The two-spotted spider mite Tetranychus urticae is a damaging pest worldwide with a wide range of host plants and an extreme record of pesticide resistance. Recently, the complete T. urticae genome has been published and showed a proliferation of gene families associated with digestion and detoxification of plant secondary compounds which supports its polyphagous behaviour. To overcome spider mite adaptability a gene pyramiding approach has been developed by co-expressing two barley proteases inhibitors, the cystatin Icy6 and the trypsin inhibitor Itr1 genes in Arabidopsis plants by Agrobacterium-mediated transformation. The presence and expression of both transgenes was studied by conventional and quantitative real time RT-PCR assays and by indirect ELISA assays. The inhibitory activity of cystatin and trypsin inhibitor was in vitro analysed using specific substrates. Single and double transformants were used to assess the effects of spider mite infestation. Double transformed lines showed the lowest damaged leaf area in comparison to single transformants and non-transformed controls and different accumulation of H2O2 as defence response in the leaf feeding site, detected by diaminobenzidine staining. Additionally, an impact on endogenous mite cathepsin B- and L-like activities was observed after feeding on Arabidopsis lines, which correlates with a significant increase in the mortality of mites fed on transformed plants. These effects were analysed in view of the expression levels of the target mite protease genes, C1A cysteine peptidase and S1 serine peptidase, identified in the four developmental mite stages (embryo, larvae, nymphs and adults) performed using the RNA-seq information available at the BOGAS T. urticae database. The potential of pyramiding different classes of plant protease inhibitors to prevent plant damage caused by mites as a new tool to prevent pest resistance and to improve pest control is discussed.

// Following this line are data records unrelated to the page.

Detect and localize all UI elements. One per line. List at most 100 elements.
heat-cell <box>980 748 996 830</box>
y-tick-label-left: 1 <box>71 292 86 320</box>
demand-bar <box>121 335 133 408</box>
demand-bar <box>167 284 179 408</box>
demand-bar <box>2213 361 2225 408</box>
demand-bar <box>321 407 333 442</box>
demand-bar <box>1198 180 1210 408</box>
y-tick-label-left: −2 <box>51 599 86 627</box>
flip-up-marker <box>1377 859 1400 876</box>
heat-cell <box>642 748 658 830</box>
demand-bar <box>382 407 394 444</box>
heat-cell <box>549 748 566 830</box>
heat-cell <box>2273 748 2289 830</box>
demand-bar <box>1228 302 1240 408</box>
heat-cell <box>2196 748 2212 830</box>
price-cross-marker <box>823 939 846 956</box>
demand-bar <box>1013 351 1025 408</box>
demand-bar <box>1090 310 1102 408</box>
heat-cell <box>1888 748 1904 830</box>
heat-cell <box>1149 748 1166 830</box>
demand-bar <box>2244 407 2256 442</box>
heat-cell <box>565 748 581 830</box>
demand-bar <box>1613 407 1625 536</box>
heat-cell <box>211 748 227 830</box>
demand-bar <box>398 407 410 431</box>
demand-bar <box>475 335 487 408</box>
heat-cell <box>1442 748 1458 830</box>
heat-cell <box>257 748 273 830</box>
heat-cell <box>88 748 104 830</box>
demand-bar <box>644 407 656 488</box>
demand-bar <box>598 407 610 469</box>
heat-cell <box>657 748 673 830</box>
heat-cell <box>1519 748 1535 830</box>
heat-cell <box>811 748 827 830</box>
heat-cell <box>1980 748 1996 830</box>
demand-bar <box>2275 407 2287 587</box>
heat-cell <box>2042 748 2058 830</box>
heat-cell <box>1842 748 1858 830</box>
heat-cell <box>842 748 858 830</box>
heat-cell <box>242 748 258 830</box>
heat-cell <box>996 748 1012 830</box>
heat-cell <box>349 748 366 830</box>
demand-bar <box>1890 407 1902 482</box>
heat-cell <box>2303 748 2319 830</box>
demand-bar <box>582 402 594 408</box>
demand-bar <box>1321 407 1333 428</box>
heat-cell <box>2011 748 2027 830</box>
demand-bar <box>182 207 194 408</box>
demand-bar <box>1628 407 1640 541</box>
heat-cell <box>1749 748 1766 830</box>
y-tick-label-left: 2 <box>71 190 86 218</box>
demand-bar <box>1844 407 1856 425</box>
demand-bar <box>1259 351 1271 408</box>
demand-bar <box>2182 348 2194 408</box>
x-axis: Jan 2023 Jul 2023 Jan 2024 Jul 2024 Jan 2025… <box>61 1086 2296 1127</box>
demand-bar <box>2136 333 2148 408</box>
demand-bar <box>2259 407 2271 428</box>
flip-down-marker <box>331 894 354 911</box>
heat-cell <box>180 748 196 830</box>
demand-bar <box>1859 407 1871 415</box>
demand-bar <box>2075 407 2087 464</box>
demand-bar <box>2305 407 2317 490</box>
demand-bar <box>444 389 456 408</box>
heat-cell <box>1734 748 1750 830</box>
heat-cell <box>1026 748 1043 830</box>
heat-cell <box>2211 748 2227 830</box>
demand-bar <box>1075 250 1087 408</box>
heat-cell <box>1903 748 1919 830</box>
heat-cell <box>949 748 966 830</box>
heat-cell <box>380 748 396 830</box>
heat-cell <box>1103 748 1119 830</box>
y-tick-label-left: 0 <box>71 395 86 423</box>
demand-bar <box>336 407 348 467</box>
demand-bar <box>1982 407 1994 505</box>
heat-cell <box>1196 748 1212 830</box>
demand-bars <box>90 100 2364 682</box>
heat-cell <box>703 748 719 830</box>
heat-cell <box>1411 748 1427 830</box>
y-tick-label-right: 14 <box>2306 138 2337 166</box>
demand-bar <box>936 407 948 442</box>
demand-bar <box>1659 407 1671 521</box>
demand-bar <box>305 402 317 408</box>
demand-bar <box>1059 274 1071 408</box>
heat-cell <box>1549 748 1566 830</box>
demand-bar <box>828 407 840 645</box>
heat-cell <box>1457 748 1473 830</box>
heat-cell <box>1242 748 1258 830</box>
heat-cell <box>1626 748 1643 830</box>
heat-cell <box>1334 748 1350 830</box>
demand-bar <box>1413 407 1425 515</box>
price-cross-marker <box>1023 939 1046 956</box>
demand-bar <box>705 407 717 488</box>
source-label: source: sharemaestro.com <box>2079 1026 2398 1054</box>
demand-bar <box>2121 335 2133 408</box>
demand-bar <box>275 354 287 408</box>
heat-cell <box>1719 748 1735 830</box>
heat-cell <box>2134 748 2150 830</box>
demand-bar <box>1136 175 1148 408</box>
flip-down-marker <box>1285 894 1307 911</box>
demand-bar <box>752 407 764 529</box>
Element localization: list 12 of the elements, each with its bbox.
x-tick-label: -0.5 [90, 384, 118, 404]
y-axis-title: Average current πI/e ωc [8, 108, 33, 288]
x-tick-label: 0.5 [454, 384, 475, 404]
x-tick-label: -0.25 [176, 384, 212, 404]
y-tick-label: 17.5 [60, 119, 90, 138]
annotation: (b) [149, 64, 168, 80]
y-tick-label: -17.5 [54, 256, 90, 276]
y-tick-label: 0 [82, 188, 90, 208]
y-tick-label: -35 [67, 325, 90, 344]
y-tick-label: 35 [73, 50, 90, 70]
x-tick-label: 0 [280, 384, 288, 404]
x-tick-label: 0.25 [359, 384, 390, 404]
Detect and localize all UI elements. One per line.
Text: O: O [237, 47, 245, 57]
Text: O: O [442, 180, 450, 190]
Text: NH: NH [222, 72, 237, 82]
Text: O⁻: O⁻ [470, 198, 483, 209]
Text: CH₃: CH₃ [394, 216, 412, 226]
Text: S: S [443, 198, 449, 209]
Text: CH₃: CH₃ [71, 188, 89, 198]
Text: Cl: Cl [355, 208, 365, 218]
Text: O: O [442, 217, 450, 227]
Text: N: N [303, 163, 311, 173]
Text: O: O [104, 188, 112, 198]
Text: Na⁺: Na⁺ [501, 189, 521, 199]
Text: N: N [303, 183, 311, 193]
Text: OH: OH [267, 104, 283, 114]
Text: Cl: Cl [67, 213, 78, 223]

Plant-Herbivore Interaction: Dissection of the Cellular Pattern of Tetranychus urticae Feeding on the Host Plant

The two-spotted spider mite, Tetranychus urticae Koch (Acari: Tetranychidae), is one of the most polyphagous herbivores feeding on cell contents of over 1100 plant species including more than 150 crops. It is being established as a model for chelicerate herbivores with tools that enable tracking of reciprocal responses in plant-spider mite interactions. However, despite their important pest status and a growing understanding of the molecular basis of interactions with plant hosts, knowledge of the way mites interface with the plant while feeding and the plant damage directly inflicted by mites is lacking. Here, utilizing histology and microscopy methods, we uncovered several key features of T. urticae feeding. By following the stylet path within the plant tissue, we determined that the stylet penetrates the leaf either in between epidermal pavement cells or through a stomatal opening, without damaging the epidermal cellular layer. Our recordings of mite feeding established that duration of the feeding event ranges from several minutes to more than half an hour, during which time mites consume a single mesophyll cell in a pattern that is common to both bean and Arabidopsis plant hosts. In addition, this study determined that leaf chlorotic spots, a common symptom of mite herbivory, do not form as an immediate consequence of mite feeding. Our results establish a cellular context for the plant-spider mite interaction that will support our understanding of the molecular mechanisms and cell signaling associated with spider mite feeding.